The mishandling of a rehabilitation programme could result in employees initiating legal claims relating to alleged dismissal or discrimination, so here’s how to stay on the right side of thew law.
The staggering cost of employee absence to UK plc is £9 billion per year, according to The Sickness absence review, presented to government by Dame Carol Black, national director for Health at Work, and David Frost, former director general of the British Chambers of Commerce, in November 2011. So it is no wonder that employers are keen to get employees off their sickbeds and back to work as soon as possible.
But how can employers do so lawfully? After all, the mishandling of a rehabilitation programme could result in an employee initiating legal claims relating to alleged dismissal or discrimination.
Key to employers avoiding such claims is early intervention: this involves organisations consulting with absent employees and obtaining appropriate, up-to-date medical evidence on their condition as soon as possible. It also requires employers to act on this advice.
Trust very quickly breaks down when employers make assumptions about the health and needs of their employees. Sensing their employer’s disengagement, an employee consequently disengages and becomes defensive during any communication about their condition, which can lead to the rehabilitation process becoming much harder for employers to manage.

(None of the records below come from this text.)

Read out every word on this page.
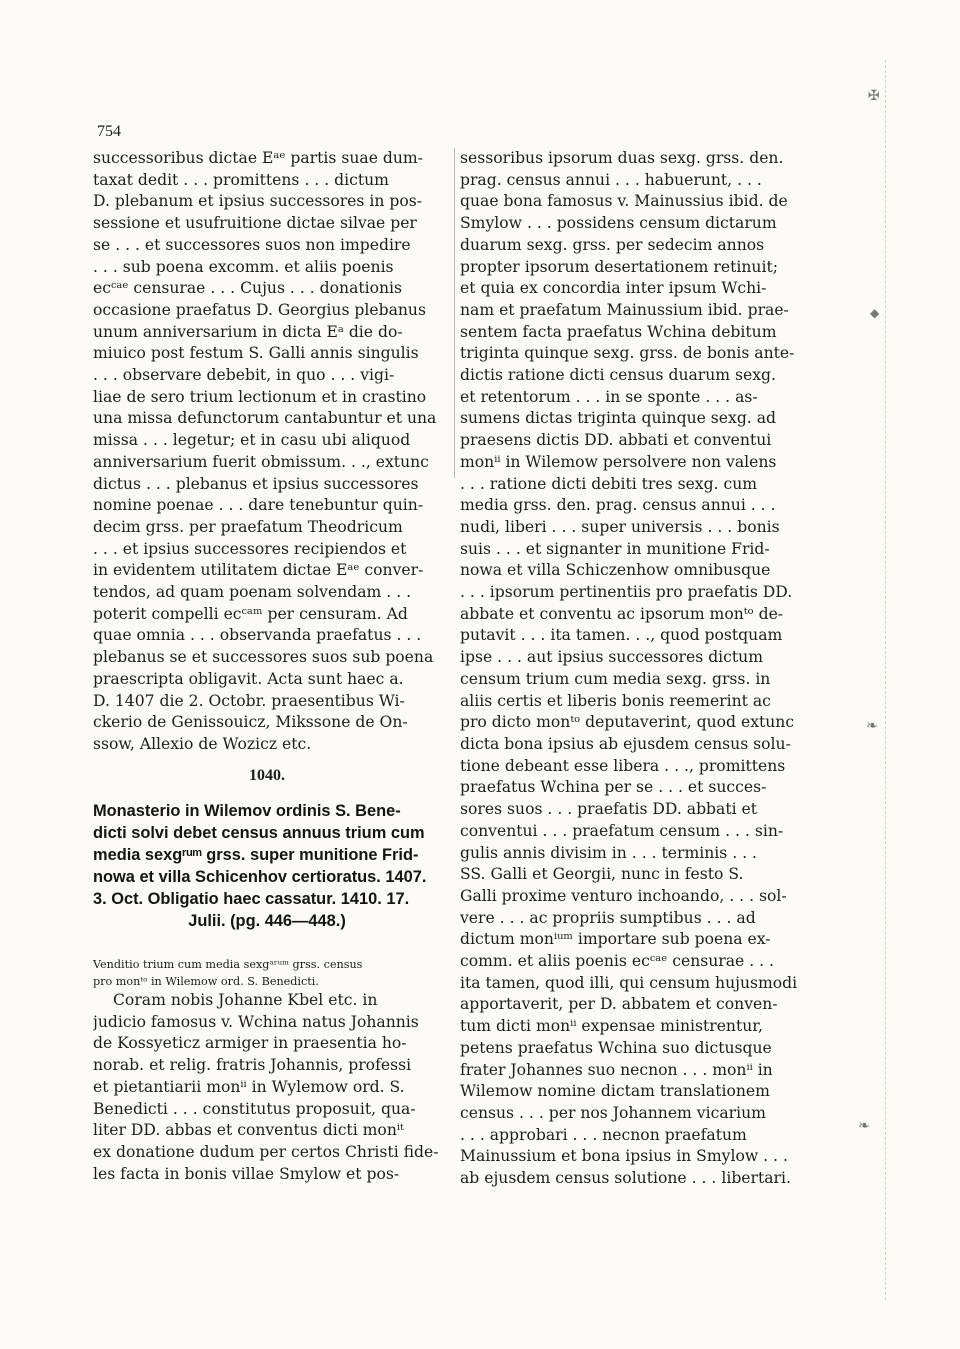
✠
◆
❧
❧
754
successoribus dictae Eᵃᵉ partis suae dum-
taxat dedit . . . promittens . . . dictum
D. plebanum et ipsius successores in pos-
sessione et usufruitione dictae silvae per
se . . . et successores suos non impedire
. . . sub poena excomm. et aliis poenis
ecᶜᵃᵉ censurae . . . Cujus . . . donationis
occasione praefatus D. Georgius plebanus
unum anniversarium in dicta Eᵃ die do-
miuico post festum S. Galli annis singulis
. . . observare debebit, in quo . . . vigi-
liae de sero trium lectionum et in crastino
una missa defunctorum cantabuntur et una
missa . . . legetur; et in casu ubi aliquod
anniversarium fuerit obmissum. . ., extunc
dictus . . . plebanus et ipsius successores
nomine poenae . . . dare tenebuntur quin-
decim grss. per praefatum Theodricum
. . . et ipsius successores recipiendos et
in evidentem utilitatem dictae Eᵃᵉ conver-
tendos, ad quam poenam solvendam . . .
poterit compelli ecᶜᵃᵐ per censuram. Ad
quae omnia . . . observanda praefatus . . .
plebanus se et successores suos sub poena
praescripta obligavit. Acta sunt haec a.
D. 1407 die 2. Octobr. praesentibus Wi-
ckerio de Genissouicz, Mikssone de On-
ssow, Allexio de Wozicz etc.
1040.
Monasterio in Wilemov ordinis S. Bene-
dicti solvi debet census annuus trium cum
media sexgʳᵘᵐ grss. super munitione Frid-
nowa et villa Schicenhov certioratus. 1407.
3. Oct. Obligatio haec cassatur. 1410. 17.
Julii. (pg. 446—448.)
Venditio trium cum media sexgᵃʳᵘᵐ grss. census
pro monᵗᵒ in Wilemow ord. S. Benedicti.
Coram nobis Johanne Kbel etc. in
judicio famosus v. Wchina natus Johannis
de Kossyeticz armiger in praesentia ho-
norab. et relig. fratris Johannis, professi
et pietantiarii monⁱⁱ in Wylemow ord. S.
Benedicti . . . constitutus proposuit, qua-
liter DD. abbas et conventus dicti monⁱᵗ
ex donatione dudum per certos Christi fide-
les facta in bonis villae Smylow et pos-
sessoribus ipsorum duas sexg. grss. den.
prag. census annui . . . habuerunt, . . .
quae bona famosus v. Mainussius ibid. de
Smylow . . . possidens censum dictarum
duarum sexg. grss. per sedecim annos
propter ipsorum desertationem retinuit;
et quia ex concordia inter ipsum Wchi-
nam et praefatum Mainussium ibid. prae-
sentem facta praefatus Wchina debitum
triginta quinque sexg. grss. de bonis ante-
dictis ratione dicti census duarum sexg.
et retentorum . . . in se sponte . . . as-
sumens dictas triginta quinque sexg. ad
praesens dictis DD. abbati et conventui
monⁱⁱ in Wilemow persolvere non valens
. . . ratione dicti debiti tres sexg. cum
media grss. den. prag. census annui . . .
nudi, liberi . . . super universis . . . bonis
suis . . . et signanter in munitione Frid-
nowa et villa Schiczenhow omnibusque
. . . ipsorum pertinentiis pro praefatis DD.
abbate et conventu ac ipsorum monᵗᵒ de-
putavit . . . ita tamen. . ., quod postquam
ipse . . . aut ipsius successores dictum
censum trium cum media sexg. grss. in
aliis certis et liberis bonis reemerint ac
pro dicto monᵗᵒ deputaverint, quod extunc
dicta bona ipsius ab ejusdem census solu-
tione debeant esse libera . . ., promittens
praefatus Wchina per se . . . et succes-
sores suos . . . praefatis DD. abbati et
conventui . . . praefatum censum . . . sin-
gulis annis divisim in . . . terminis . . .
SS. Galli et Georgii, nunc in festo S.
Galli proxime venturo inchoando, . . . sol-
vere . . . ac propriis sumptibus . . . ad
dictum monⁱᵘᵐ importare sub poena ex-
comm. et aliis poenis ecᶜᵃᵉ censurae . . .
ita tamen, quod illi, qui censum hujusmodi
apportaverit, per D. abbatem et conven-
tum dicti monⁱⁱ expensae ministrentur,
petens praefatus Wchina suo dictusque
frater Johannes suo necnon . . . monⁱⁱ in
Wilemow nomine dictam translationem
census . . . per nos Johannem vicarium
. . . approbari . . . necnon praefatum
Mainussium et bona ipsius in Smylow . . .
ab ejusdem census solutione . . . libertari.
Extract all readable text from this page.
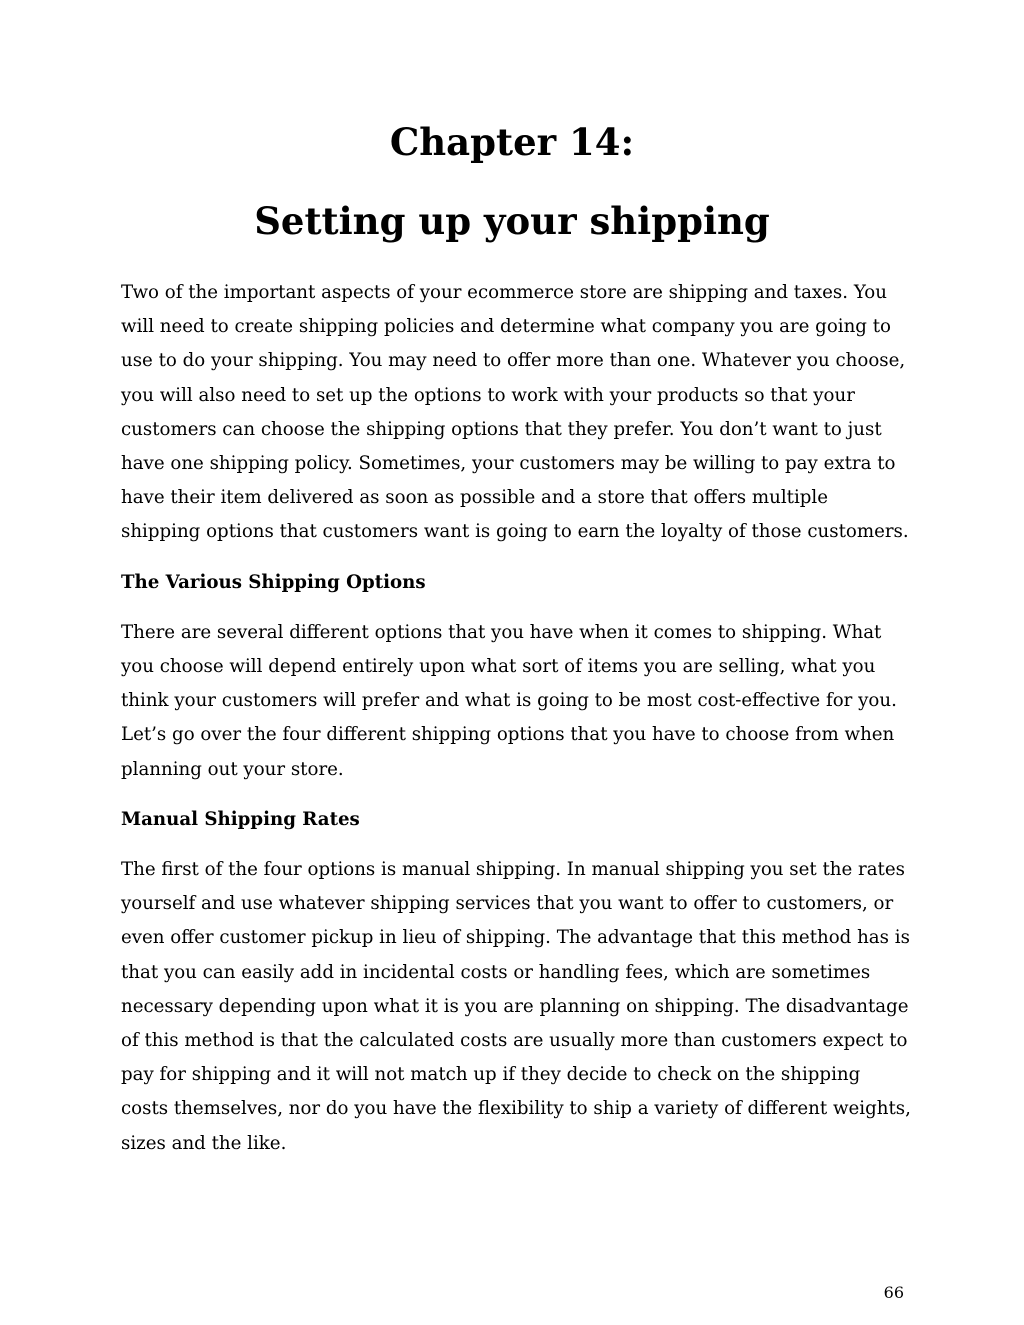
Chapter 14:
Setting up your shipping

Two of the important aspects of your ecommerce store are shipping and taxes. You will need to create shipping policies and determine what company you are going to use to do your shipping. You may need to offer more than one. Whatever you choose, you will also need to set up the options to work with your products so that your customers can choose the shipping options that they prefer. You don’t want to just have one shipping policy. Sometimes, your customers may be willing to pay extra to have their item delivered as soon as possible and a store that offers multiple shipping options that customers want is going to earn the loyalty of those customers.

The Various Shipping Options

There are several different options that you have when it comes to shipping. What you choose will depend entirely upon what sort of items you are selling, what you think your customers will prefer and what is going to be most cost-effective for you. Let’s go over the four different shipping options that you have to choose from when planning out your store.

Manual Shipping Rates

The first of the four options is manual shipping. In manual shipping you set the rates yourself and use whatever shipping services that you want to offer to customers, or even offer customer pickup in lieu of shipping. The advantage that this method has is that you can easily add in incidental costs or handling fees, which are sometimes necessary depending upon what it is you are planning on shipping. The disadvantage of this method is that the calculated costs are usually more than customers expect to pay for shipping and it will not match up if they decide to check on the shipping costs themselves, nor do you have the flexibility to ship a variety of different weights, sizes and the like.

66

There is a correlation between the length of absence and the likelihood of continued absence, so employers should encourage their line managers to make and maintain contact with an absent employee to help build trust. Open discussions between an employee with their line manager about the nature of their illness and their absence, together with consideration of the organisation’s sickness absence policy and how to remove barriers to working, all increase the likelihood of an employee successfully returning to work.
But employers need to establish how and when to have contact with an absent employee, as well as consider how best to support them, both during their absence and if they return to the workplace. This can involve the offer of employee benefits such as Employee Assistance Programmes or other confidential care lines.
The provision of employee benefits such as private medical insurance may help to speed up an employee’s return to work and support their rehabilitation process in the event that NHS treatment is not available, or at least not within an acceptable timeframe.
Employers should also consider physiotherapy clinics and internal occupational health provision, which can to reduce the risk of employees going sick in the first place, as well as provide valuable onsite support for employees returning to the workplace after a period of absence.
Group income protection can help to provide long-term support for an employee who is unlikely to return to work. They might amount to reasonable adjustments, perhaps to an employee’s workstation to help an employer minimise the chance of an employee initiating a disability discrimination claim.
Above all, successful rehabilitation requires a co-ordinated approach between an employee’s line manager, the organisation’s HR director and the medical experts involved. In particular, line managers need to understand both their organisation’s rehabilitation policy and process, plus have the confidence to an employee’s condition, which comes from training and support, and the time required to devise a comprehensive rehabilitation plan.
It helps if managers fully understand and appreciate the benefits of helping an employee return to work – namely, that it can help minimise any loss of skill or experience, the time it takes to recruit a replacement employee and time involved in tribunals resulting from mishandled rehabilitation programmes.
The creation of a rehabilitation action plan with specific actions and a timeline is essential. All involved parties must understand what is expected of them, particularly where workplace adjustments, such as the introduction of flexible working, are required. Each and every stage of a rehabilitation programme should be documented and medical evidence should be kept up-to-date.
Contractual sick pay helps the employee financially, but it might be a disincentive to a return to work. Don’t be too generous. If sick pay is discretionary, be consistent in allowing or refusing. And always make all possible reasonable adjustments before reducing sick pay, because not to amounts to a failure to make a reasonable adjustment itself.
Of course rehabilitation will not happen where the medical advice indicates no likelihood of a return to work, or where the employee refuses to engage in the process. Ultimately, there will be a resignation, or dismissal on capability grounds.
However, taking these steps will leave the employer well placed to defend potential litigation. Adopting a positive approach to facilitating rehabilitation will also ensure that employee retains valuable resource, skills and experience while reducing the cost of sickness absence.
- Employers need to understand the underlying causes of employee sickness absence.
- Assumptions should never be made about employees health and wellbeing.
- A rehabilitation action plan with specific actions and a timeline is key to managing sickness absence.